Très vite, on voit que Morbius
maîtrise des technologies bien plus avancées que ses visiteurs, on apprend
qu’avec sa fille ils sont les seuls survivants de leur équipage, décimé par une
force mystérieuse et maléfique. Et à mesure qu’Adams et sa troupe percent les
secrets de la planète Altaïr, ils se trouvent confrontés de plus en plus
violemment à un ennemi aussi invisible que dangereux.

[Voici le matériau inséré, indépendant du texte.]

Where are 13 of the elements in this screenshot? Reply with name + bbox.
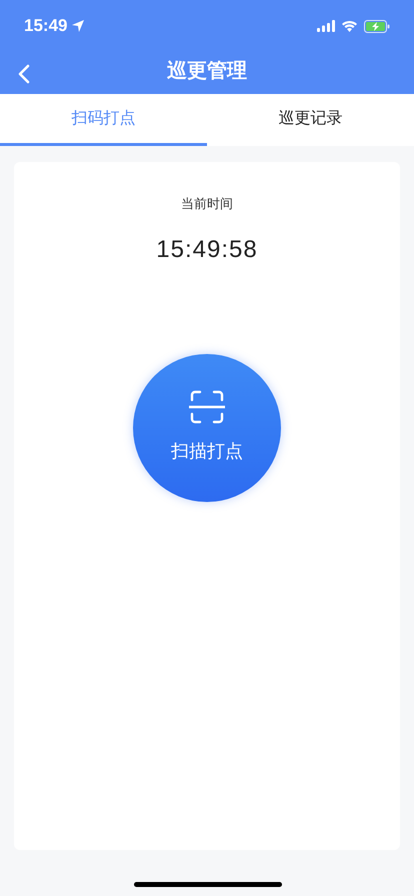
current-time: 15:49:58 xyxy=(156,234,258,264)
current-time-label: 当前时间 xyxy=(181,195,233,213)
page-title: 巡更管理 xyxy=(167,59,247,84)
wifi-icon xyxy=(341,20,358,32)
tab[interactable]: 巡更记录 xyxy=(207,94,414,146)
scan-button[interactable]: 扫描打点 xyxy=(133,354,281,502)
status-time: 15:49 xyxy=(24,15,68,38)
signal-icon xyxy=(317,20,335,32)
tab[interactable]: 扫码打点 xyxy=(0,94,207,146)
battery-charging-icon xyxy=(364,20,390,32)
scan-icon xyxy=(189,390,225,424)
chevron-left-icon xyxy=(18,64,30,84)
location-arrow-icon xyxy=(71,19,86,33)
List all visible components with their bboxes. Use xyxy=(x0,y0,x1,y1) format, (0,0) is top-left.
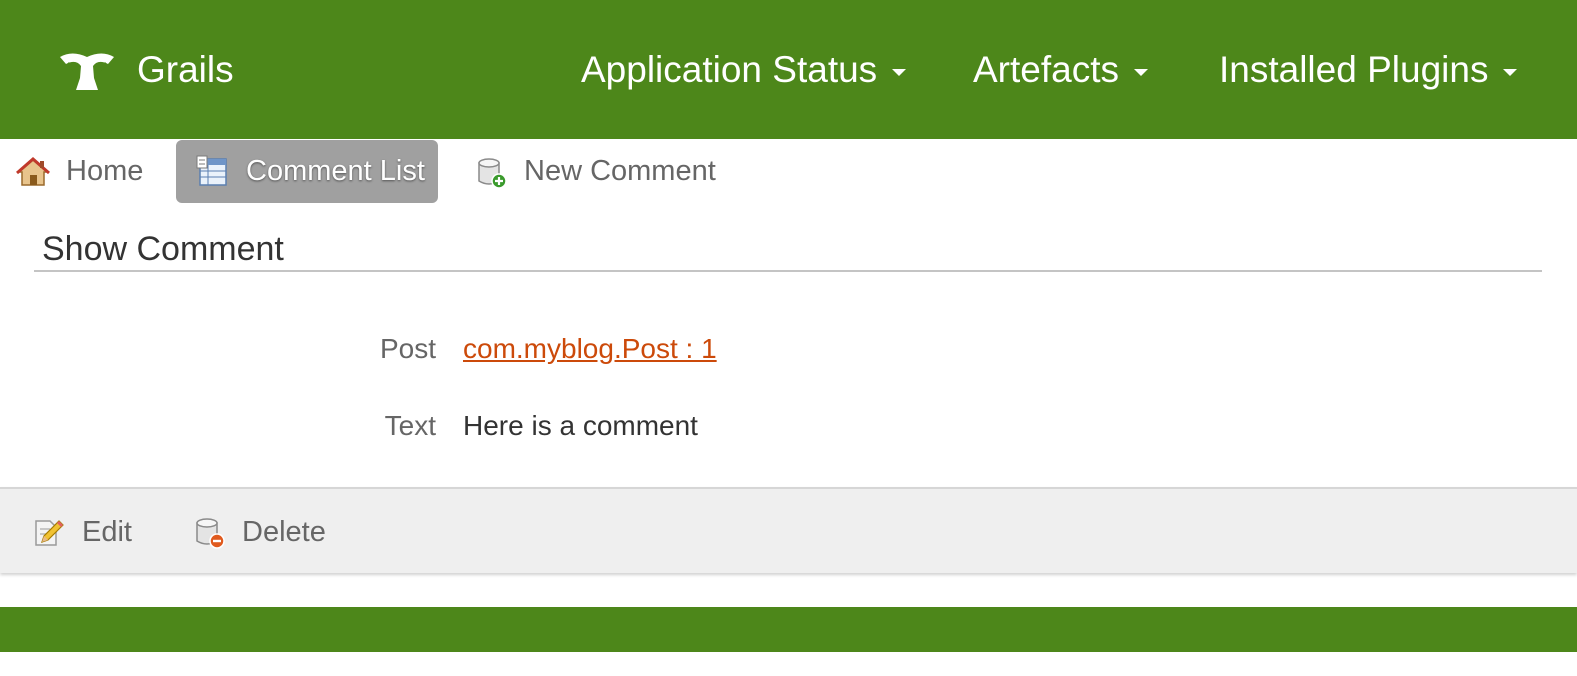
chevron-down-icon xyxy=(892,68,907,76)
artefacts-menu[interactable]: Artefacts xyxy=(973,46,1148,94)
sub-navigation: Home Comment List New Comment xyxy=(0,139,1577,207)
database-add-icon xyxy=(478,157,507,189)
home-label: Home xyxy=(66,155,144,187)
home-icon xyxy=(16,156,50,186)
footer-bar xyxy=(0,607,1577,652)
comment-list-label: Comment List xyxy=(246,155,425,187)
chevron-down-icon xyxy=(1134,68,1148,76)
page-title: Show Comment xyxy=(42,230,284,268)
home-link[interactable]: Home xyxy=(16,140,143,203)
application-status-label: Application Status xyxy=(581,49,878,90)
artefacts-label: Artefacts xyxy=(973,49,1119,90)
application-status-menu[interactable]: Application Status xyxy=(581,46,907,94)
post-property-label: Post xyxy=(379,333,436,364)
delete-label: Delete xyxy=(242,515,326,548)
pencil-edit-icon xyxy=(35,520,64,546)
top-header: Grails Application Status Artefacts Inst… xyxy=(0,0,1577,139)
new-comment-label: New Comment xyxy=(524,155,716,187)
grails-cup-icon xyxy=(60,53,114,90)
page-title-row: Show Comment xyxy=(34,226,1542,272)
edit-label: Edit xyxy=(82,515,132,548)
brand-link[interactable]: Grails xyxy=(58,46,234,94)
text-property-label: Text xyxy=(384,410,436,441)
comment-list-link[interactable]: Comment List xyxy=(176,140,438,203)
database-delete-icon xyxy=(196,518,225,549)
list-icon xyxy=(196,155,227,186)
delete-button[interactable]: Delete xyxy=(192,513,326,551)
brand-name: Grails xyxy=(137,49,234,90)
edit-button[interactable]: Edit xyxy=(32,513,132,551)
installed-plugins-label: Installed Plugins xyxy=(1219,49,1489,90)
installed-plugins-menu[interactable]: Installed Plugins xyxy=(1219,46,1518,94)
chevron-down-icon xyxy=(1503,68,1518,76)
post-property-link[interactable]: com.myblog.Post : 1 xyxy=(463,333,717,365)
new-comment-link[interactable]: New Comment xyxy=(474,140,716,203)
text-property-value: Here is a comment xyxy=(463,410,698,441)
button-bar: Edit Delete xyxy=(0,487,1577,573)
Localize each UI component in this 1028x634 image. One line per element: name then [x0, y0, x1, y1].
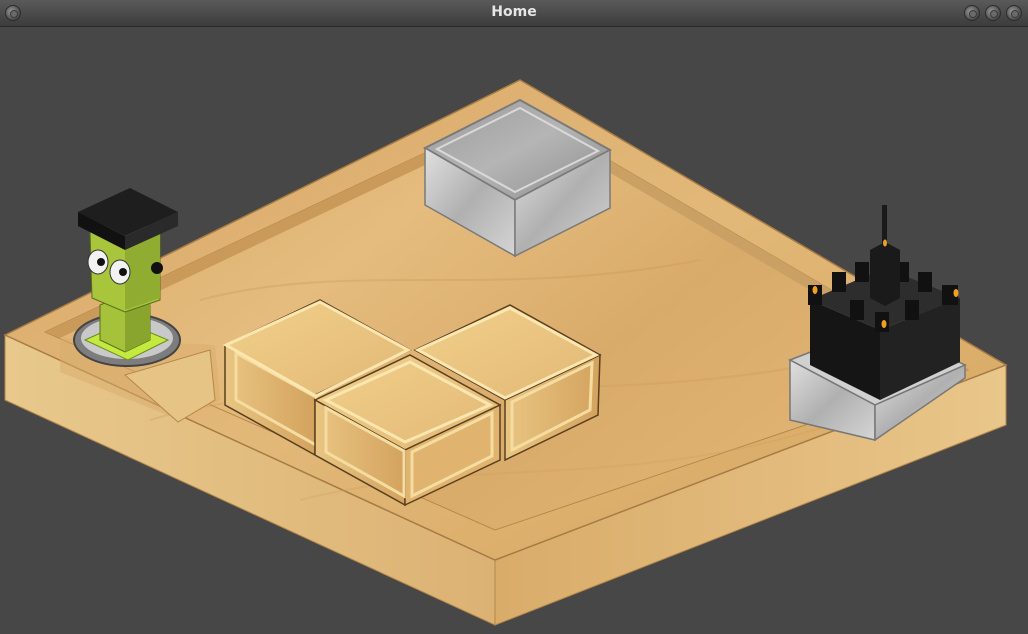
title-bar[interactable]: Home	[0, 0, 1028, 27]
game-viewport[interactable]	[0, 27, 1028, 634]
maximize-button[interactable]	[985, 5, 1001, 21]
window-title: Home	[491, 4, 537, 20]
minimize-button[interactable]	[964, 5, 980, 21]
close-button[interactable]	[1006, 5, 1022, 21]
game-window: Home	[0, 0, 1028, 634]
scene-canvas[interactable]	[0, 27, 1028, 634]
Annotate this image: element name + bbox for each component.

Bon, ce genre de thriller spatial, on en a vu des milliards. « Planète interdite » est novateur dans le sens où son scénario jette les bases de plusieurs thématiques qui seront reprises dans les films de science-fiction à suivre. Par exemple, la série télévisée « Star Trek » est totalement décalquée sur Adams, son vaisseau et son équipe (le plus frappant ces décors d’intérieur, avec ces immenses tableaux représentant les futurs ordinateurs où trônent juste une poignée d’énormes boutons). La planète « habitée » par un créature maléfique (« Alien » of course et tant d’autres), les civilisations à l’intelligence supérieure (les Krells disparus d’Altaïr ont eu bien des « descendants » sur grand écran), tout ça est déjà dans « Planète interdite ». Par contre, ce qu’on verra pas trop par la suite ce sont des filles aussi girondes qu’Anne Francis dont les ultra mini-jupes (des années avant Mary Quant et Paco Rabanne) ont marqué les spectateurs de l’époque (oui, elle est plus sexy que Sigourney Weaver en marcel et petite culotte à la fin de « Alien »).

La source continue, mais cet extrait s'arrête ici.